This page covers key concepts from each module of Business Analytics. Read on or utilize the navigation buttons to view information for each module.
Module 1: Describing and Summarizing Data
Skewness, outliers and the IQR, symbols for mean, SUM/COUNT/AVERAGE functions
The direction of skewness
The direction of a distribution's skewness is determined by whether the distribution's tail is situated on the left or on the right side of the distribution. For a skewed distribution, the mean will be influenced by the values in the tail of the distribution and will be pulled in the direction of the tail.
If a distribution’s mean is larger than its median, there are some extreme observations on the right-hand side of the distribution (forming a “tail”) that have “pulled” the mean to be greater than the median. A distribution that is skewed to the right looks "stacked" on the left and has a tail on the right side.
Why do we multiply the IQR by 1.5? [Note: this material relates to Optional Drill Down content and thus is optional]
An outlier is a data point that is distant from other observations.

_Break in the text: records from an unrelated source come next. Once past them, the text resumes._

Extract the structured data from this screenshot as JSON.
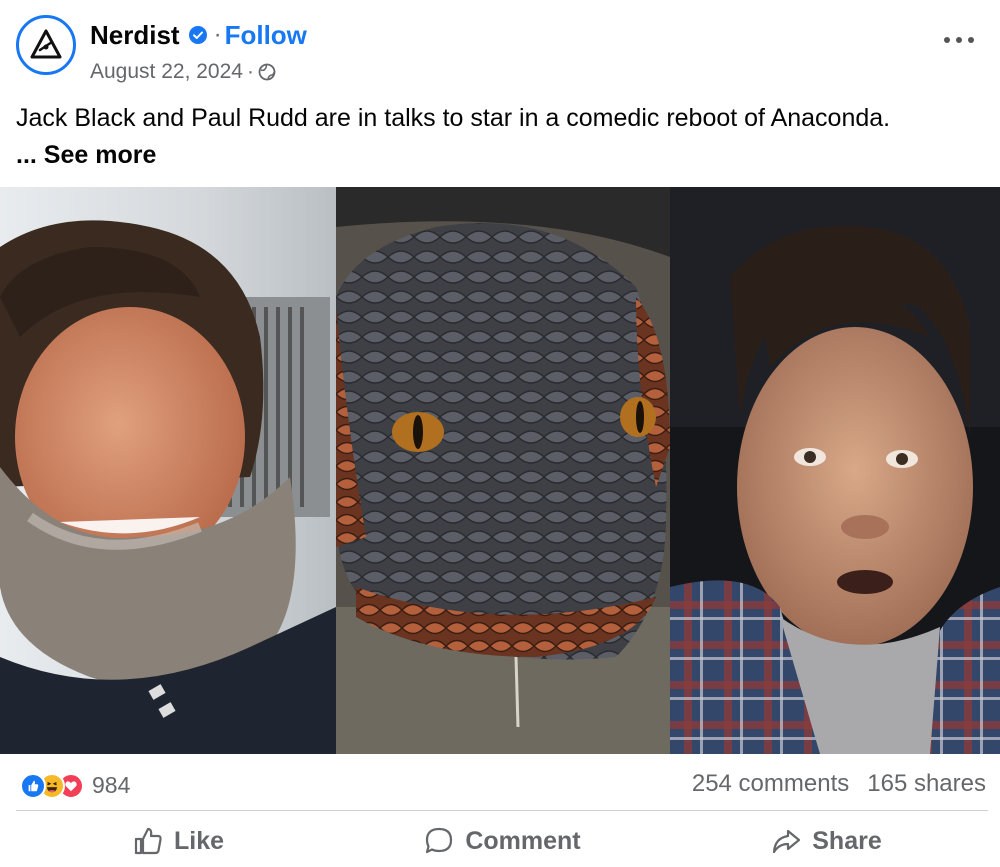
{
  "post": {
    "page_name": "Nerdist",
    "separator": "·",
    "follow_label": "Follow",
    "date": "August 22, 2024",
    "date_separator": "·",
    "audience_icon": "globe-icon",
    "text": "Jack Black and Paul Rudd are in talks to star in a comedic reboot of Anaconda.",
    "see_more": "... See more"
  },
  "media": {
    "panels": [
      "Jack Black",
      "Anaconda snake",
      "Paul Rudd"
    ]
  },
  "stats": {
    "reaction_icons": [
      "like-icon",
      "haha-icon",
      "love-icon"
    ],
    "reactions_count": "984",
    "comments": "254 comments",
    "shares": "165 shares"
  },
  "actions": {
    "like": "Like",
    "comment": "Comment",
    "share": "Share"
  },
  "colors": {
    "brand_blue": "#1877f2",
    "secondary_text": "#65676b",
    "haha": "#f7b928",
    "love": "#f33e58"
  }
}
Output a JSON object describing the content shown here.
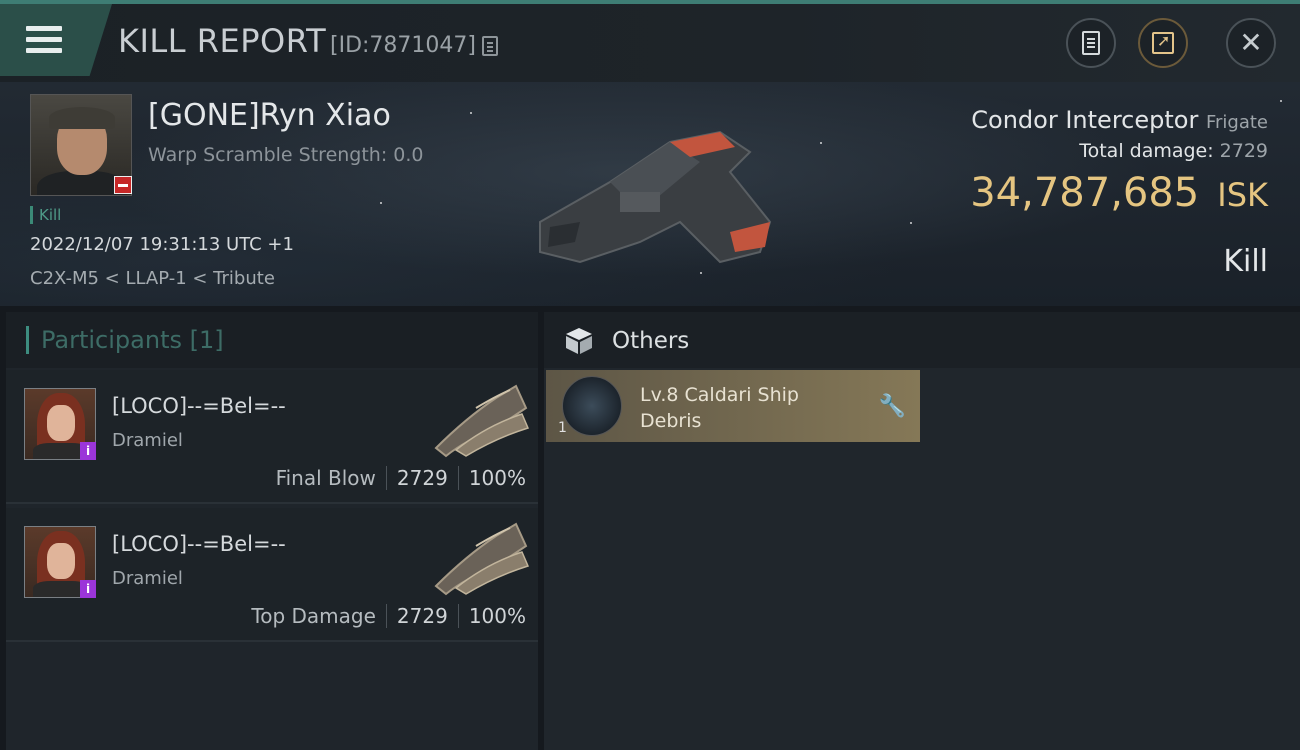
{
  "header": {
    "title": "KILL REPORT",
    "report_id": "[ID:7871047]",
    "icons": [
      "menu-icon",
      "copy-icon",
      "notes-icon",
      "share-icon",
      "close-icon"
    ]
  },
  "victim": {
    "name": "[GONE]Ryn Xiao",
    "warp_scramble": "Warp Scramble Strength: 0.0",
    "tag": "Kill",
    "datetime": "2022/12/07 19:31:13 UTC +1",
    "location": "C2X-M5 < LLAP-1 < Tribute"
  },
  "ship": {
    "name": "Condor Interceptor",
    "class": "Frigate",
    "total_damage_label": "Total damage:",
    "total_damage": "2729",
    "isk_value": "34,787,685",
    "isk_unit": "ISK",
    "result": "Kill"
  },
  "participants": {
    "title": "Participants [1]",
    "rows": [
      {
        "name": "[LOCO]--=Bel=--",
        "ship": "Dramiel",
        "role": "Final Blow",
        "damage": "2729",
        "percent": "100%"
      },
      {
        "name": "[LOCO]--=Bel=--",
        "ship": "Dramiel",
        "role": "Top Damage",
        "damage": "2729",
        "percent": "100%"
      }
    ]
  },
  "others": {
    "title": "Others",
    "items": [
      {
        "qty": "1",
        "name": "Lv.8 Caldari Ship Debris"
      }
    ]
  },
  "colors": {
    "accent_teal": "#3e7d74",
    "isk_gold": "#e5c581",
    "item_gold": "#857857",
    "info_purple": "#9b35d9",
    "minus_red": "#c62828"
  }
}
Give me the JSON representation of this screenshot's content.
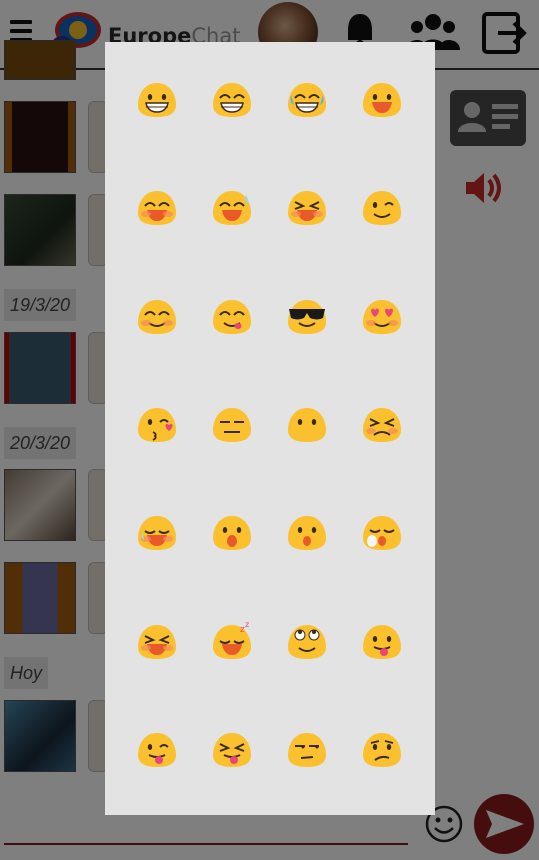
{
  "header": {
    "title_main": "Europe",
    "title_sub": "Chat"
  },
  "chat_list": {
    "date_labels": [
      "19/3/20",
      "20/3/20",
      "Hoy"
    ]
  },
  "emoji_panel": {
    "emojis": [
      {
        "name": "grinning-face-icon"
      },
      {
        "name": "grinning-squinting-face-icon"
      },
      {
        "name": "face-with-tears-of-joy-icon"
      },
      {
        "name": "smiling-face-open-mouth-icon"
      },
      {
        "name": "smiling-face-smiling-eyes-open-mouth-icon"
      },
      {
        "name": "grinning-face-with-sweat-icon"
      },
      {
        "name": "laughing-face-icon"
      },
      {
        "name": "winking-face-icon"
      },
      {
        "name": "smiling-face-smiling-eyes-icon"
      },
      {
        "name": "face-savoring-food-icon"
      },
      {
        "name": "smiling-face-sunglasses-icon"
      },
      {
        "name": "heart-eyes-face-icon"
      },
      {
        "name": "kissing-face-heart-icon"
      },
      {
        "name": "expressionless-face-icon"
      },
      {
        "name": "face-without-mouth-icon"
      },
      {
        "name": "persevering-face-icon"
      },
      {
        "name": "disappointed-relieved-face-icon"
      },
      {
        "name": "face-open-mouth-icon"
      },
      {
        "name": "hushed-face-icon"
      },
      {
        "name": "sleepy-face-icon"
      },
      {
        "name": "tired-face-icon"
      },
      {
        "name": "sleeping-face-icon"
      },
      {
        "name": "relieved-face-rolling-eyes-icon"
      },
      {
        "name": "face-with-tongue-icon"
      },
      {
        "name": "winking-face-tongue-icon"
      },
      {
        "name": "squinting-face-tongue-icon"
      },
      {
        "name": "unamused-face-icon"
      },
      {
        "name": "confused-face-icon"
      }
    ]
  },
  "colors": {
    "emoji_yellow": "#fbc02d",
    "accent": "#8b1a1a",
    "panel_bg": "#e3e3e3"
  }
}
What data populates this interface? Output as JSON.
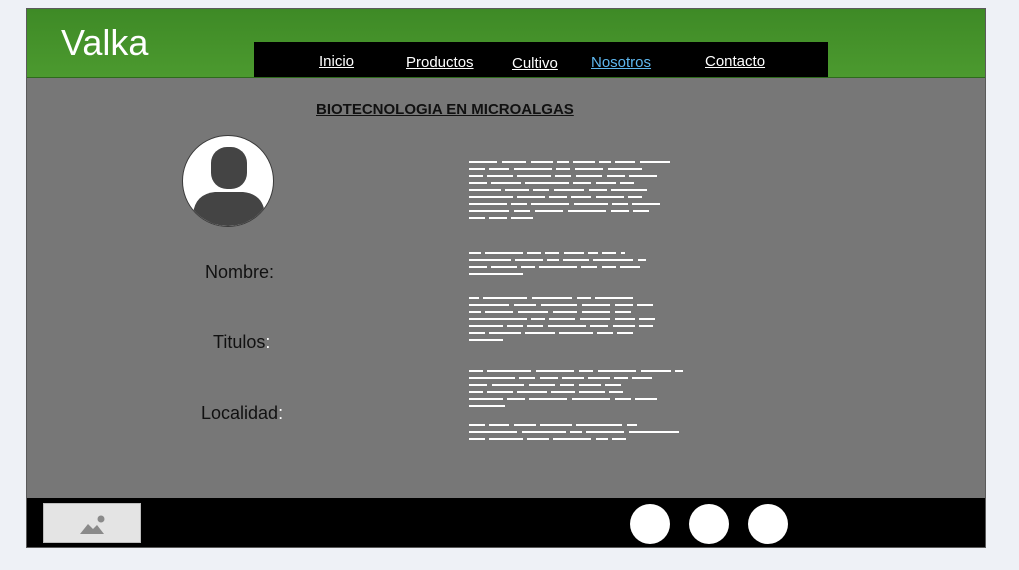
{
  "brand": {
    "logo": "Valka"
  },
  "nav": {
    "items": [
      {
        "label": "Inicio"
      },
      {
        "label": "Productos"
      },
      {
        "label": "Cultivo"
      },
      {
        "label": "Nosotros",
        "active": true
      },
      {
        "label": "Contacto"
      }
    ],
    "active_color": "#5fb8f0"
  },
  "main": {
    "title": "BIOTECNOLOGIA EN MICROALGAS",
    "profile": {
      "avatar_icon": "user-avatar-icon",
      "fields": [
        {
          "label": "Nombre",
          "colon": ":"
        },
        {
          "label": "Titulos",
          "colon": ":"
        },
        {
          "label": "Localidad",
          "colon": ":"
        }
      ]
    },
    "placeholder_text_paragraphs": 5
  },
  "footer": {
    "image_placeholder_icon": "image-placeholder-icon",
    "social_buttons": [
      "social-button-1",
      "social-button-2",
      "social-button-3"
    ]
  },
  "colors": {
    "header_green": "#4c9a2f",
    "content_gray": "#777777",
    "nav_black": "#000000",
    "footer_black": "#000000"
  }
}
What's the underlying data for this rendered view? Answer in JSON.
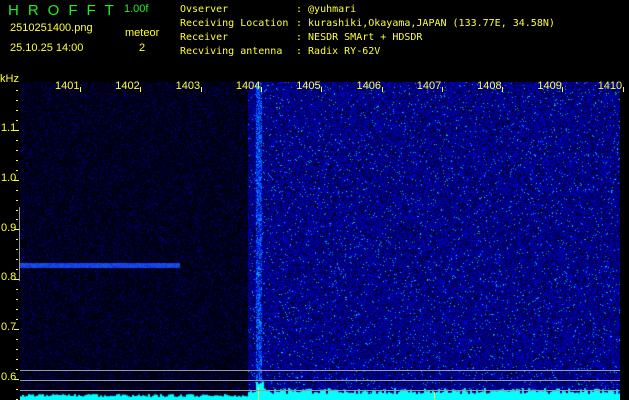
{
  "header": {
    "logo": "HROFFT",
    "version": "1.00f",
    "filename": "2510251400.png",
    "datetime": "25.10.25 14:00",
    "meteor_label": "meteor",
    "meteor_count": "2"
  },
  "info": [
    {
      "label": "Ovserver",
      "value": ": @yuhmari"
    },
    {
      "label": "Receiving Location",
      "value": ": kurashiki,Okayama,JAPAN (133.77E, 34.58N)"
    },
    {
      "label": "Receiver",
      "value": ": NESDR SMArt + HDSDR"
    },
    {
      "label": "Recviving antenna",
      "value": ": Radix RY-62V"
    }
  ],
  "axes": {
    "unit": "kHz",
    "x_ticks": [
      "1401",
      "1402",
      "1403",
      "1404",
      "1405",
      "1406",
      "1407",
      "1408",
      "1409",
      "1410"
    ],
    "y_ticks": [
      "1.1",
      "1.0",
      "0.9",
      "0.8",
      "0.7",
      "0.6"
    ]
  },
  "colors": {
    "text": "#ffff33",
    "logo": "#22ee22",
    "spectrum": "#00ffff",
    "signal": "#3355ff"
  }
}
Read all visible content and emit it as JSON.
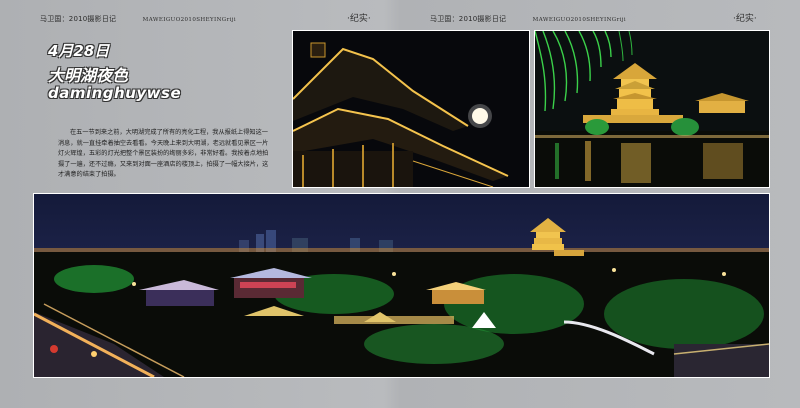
{
  "left_page": {
    "header_cn": "马卫国：2010摄影日记",
    "header_en": "MAWEIGUO2010SHEYINGriji",
    "mark": "·纪实·",
    "title_line1": "4月28日",
    "title_line2": "大明湖夜色",
    "title_line3": "daminghuywse",
    "paragraph": "在五一节到来之前，大明湖完成了所有的亮化工程，我从报纸上得知这一消息，就一直挂牵着抽空去看看。今天晚上来到大明湖，老远就看见景区一片灯火辉煌，五彩的灯光把整个景区装扮的绚丽多彩，非常好看。我按着点地拍摄了一遍，还不过瘾，又来到对面一座酒店的楼顶上，拍摄了一幅大接片，这才满意的结束了拍摄。"
  },
  "right_page": {
    "header_cn": "马卫国：2010摄影日记",
    "header_en": "MAWEIGUO2010SHEYINGriji",
    "mark": "·纪实·"
  },
  "photos": {
    "pavilion_moon": "pavilion-moon-photo",
    "lakeside_tower": "lakeside-tower-photo",
    "panorama": "night-panorama-photo"
  },
  "colors": {
    "background": "#b3b5b8",
    "night_sky": "#0a0d1c",
    "gold_lights": "#f2c24a",
    "green_lights": "#3ed14a"
  }
}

If you think that's a relatively non-specific definition, you're right! Statisticians have come up with a variety of ways to identify outliers. Some, such as the Mahalanobis distance, are very computationally complex, but we generally don't need that level of precision to understand a distribution. John Tukey (whose name you'll see a lot if you decide to study statistics beyond this course) suggested using 1.5 times the IQR as a simple rule of thumb. This is the default that many analysts use to identify outliers. However, there's nothing "sacred" about 1.5.
No matter how you define outliers, it's a good idea to take a closer look at them than at other individual data points. In some cases, they may be errors. And when they're not, they can shed light on certain aspects of the dataset you may not have considered.
Drill down on the drill down: The following paragraph is an advanced example and is completely optional. If you are learning statistics for the first time, please don’t be frustrated by these details or feel that you need to understand them. A few of you may wish to return to this example after you complete modules 2 and 3 to gain more experience working with the normal distribution.
To gain more insight into the rule of thumb, we might look at a standard normal distribution (which we will study in Module 2, along with the Excel functions relating to normal distributions). A standard normal distribution has a mean of 0 and a standard deviation of 1. For this distribution, Q1 = norm.s.inv(0.25) = -0.67, Q2 = norm.s.inv(0.5) = 0, and Q3 = norm.s.inv(.75) = +0.67. Thus the interquartile range is +0.67-(-0.67) = 1.34, and 1.5 times the IQR is about 2.02. For this distribution, an outlier must either be less than Q1 – 1.5(IQR) = -0.67 – 2.02 = - 2.69, or greater than Q3 + 1.5(IQR) = +2.69. The probability of a standard normal distribution being below -2.69 is norm.s.dist(-2.69,1) = 0.035, and of being above +2.69 is 1-norm.s.dist(2.69) = 0.035. Thus the probability of obtaining an outlier from a standard normal distribution is 0.07, or about 7 in 1000. Although this probability does not carry over to other distributions, it can be helpful to evaluate the rule of thumb on a normal distribution.
The relationship between skewness and outliers
Outliers are individual points, whereas skewness is a characteristic of an entire distribution. The two are related, in that having one or more outliers at one end of a dataset will skew a distribution that is otherwise not skewed. However, it's possible to have a dataset with outliers that is not skewed. For example, if a distribution has both extremely high and extremely low values, the distribution may not be skewed, as shown in following histogram:
Similarly, a dataset can be skewed without having outliers if the values on one side of the mean are all fairly close together, but the values on the other side are more spread out, though not spread out enough to technically be outliers, as shown in the histogram:
Is there an advantage to using the SUM function and the COUNT function to compute the mean, rather than just using the AVERAGE function?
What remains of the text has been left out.